Overview
Google CLoud Platform Is a powerful ecosystem with a plethora of products for different needs. One of its offerings is Big Query, which is a robust cloud based datawarehouse. Data warehouses are genrally used to house historical data for business intellignece purposes. Like many data bases and warehouses, python
Via googles credentials api remote access to cloud environments and recsources are accesible remotly. Utilizing this, In this project I develope an ELT(Extract, Load, Transform) pipeline, Using python and SQL with Big Query. I then connect one of Googles Data visualizations tool Data Studio to create an intuitive dashbaord to allow for easy interaction and analyzing of data from a businees intelligence stadnpoint.
Steps
Google Cloud
In the google cloud console, I lauch the cloud shell and use the necesseary shell commands to create the schema (Project_id,dataset and table structure, location etc) in Big Query.
Then I use google cloud administration tools (IAM) to create a new private key and service account thaty will allow remote access.
Python
With the service account key setup. I can connect to the Big Query Datawarehouse via python. I will be retrieving Dallas city 311 data for 2022, through API’s. In order to do this I need to develope the socrata system query for the kind of dat a I want add it the the endpoint for the 311 dataset. The endpoint will be stored in file with other arguments such as the google cloud project name that will be used.
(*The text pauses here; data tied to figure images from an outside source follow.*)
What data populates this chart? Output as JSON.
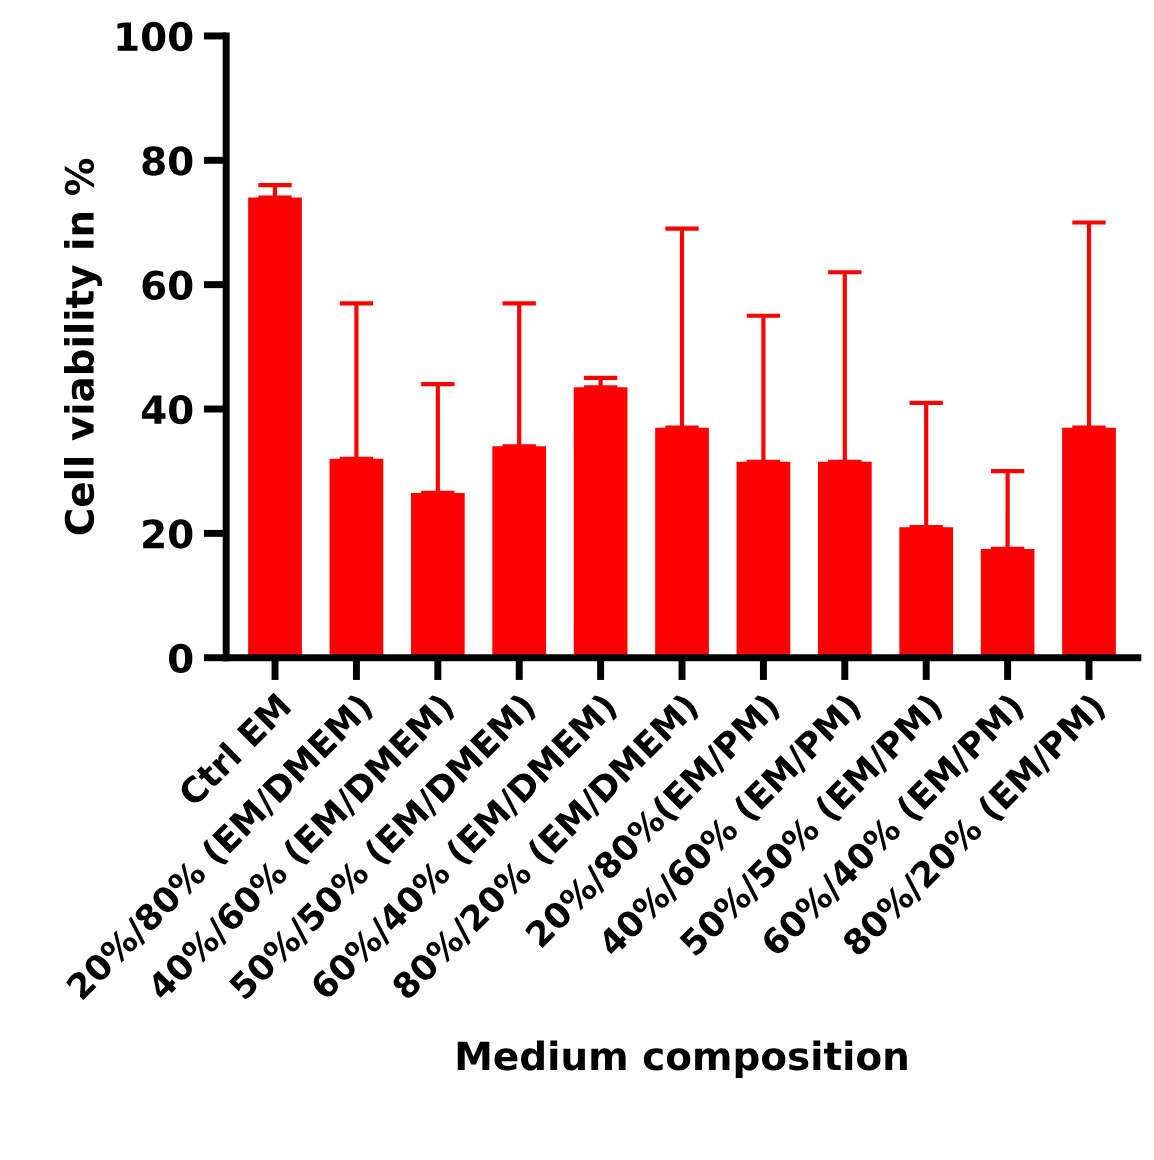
{
  "chart_data": {
    "type": "bar",
    "xlabel": "Medium composition",
    "ylabel": "Cell viability in %",
    "categories": [
      "Ctrl EM",
      "20%/80% (EM/DMEM)",
      "40%/60% (EM/DMEM)",
      "50%/50% (EM/DMEM)",
      "60%/40% (EM/DMEM)",
      "80%/20% (EM/DMEM)",
      "20%/80%(EM/PM)",
      "40%/60% (EM/PM)",
      "50%/50% (EM/PM)",
      "60%/40% (EM/PM)",
      "80%/20% (EM/PM)"
    ],
    "values": [
      74,
      32,
      26.5,
      34,
      43.5,
      37,
      31.5,
      31.5,
      21,
      17.5,
      37
    ],
    "errors": [
      [
        74,
        76
      ],
      [
        32,
        57
      ],
      [
        26.5,
        44
      ],
      [
        34,
        57
      ],
      [
        43.5,
        45
      ],
      [
        37,
        69
      ],
      [
        31.5,
        55
      ],
      [
        31.5,
        62
      ],
      [
        21,
        41
      ],
      [
        17.5,
        30
      ],
      [
        37,
        70
      ]
    ],
    "color": "#ff0000",
    "ylim": [
      0,
      100
    ],
    "yticks": [
      0,
      20,
      40,
      60,
      80,
      100
    ],
    "grid": false
  }
}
These arguemnts and the seperate credential file will be imported when the python script is ran
Once executed python will retrieve the data and insert it into the “l1_tables” dataset. which will hold the raw unmodified data.
Data Transformation
After the data is loaded into the datawarehouse. SQL is used to transform the data and create new fields. This data is housed in the l2_tables dataset. Then the l2 data is used to create smaller tables for specific calculations, aggregations and groupings, which will be used for reporting and visualizing data.
Data Visualization
To visualize the L3 tables I connect data studio to the datawarehouse. The user-end product is an interactive dashboard with powerful visuals that provide insgiht into trends and performance.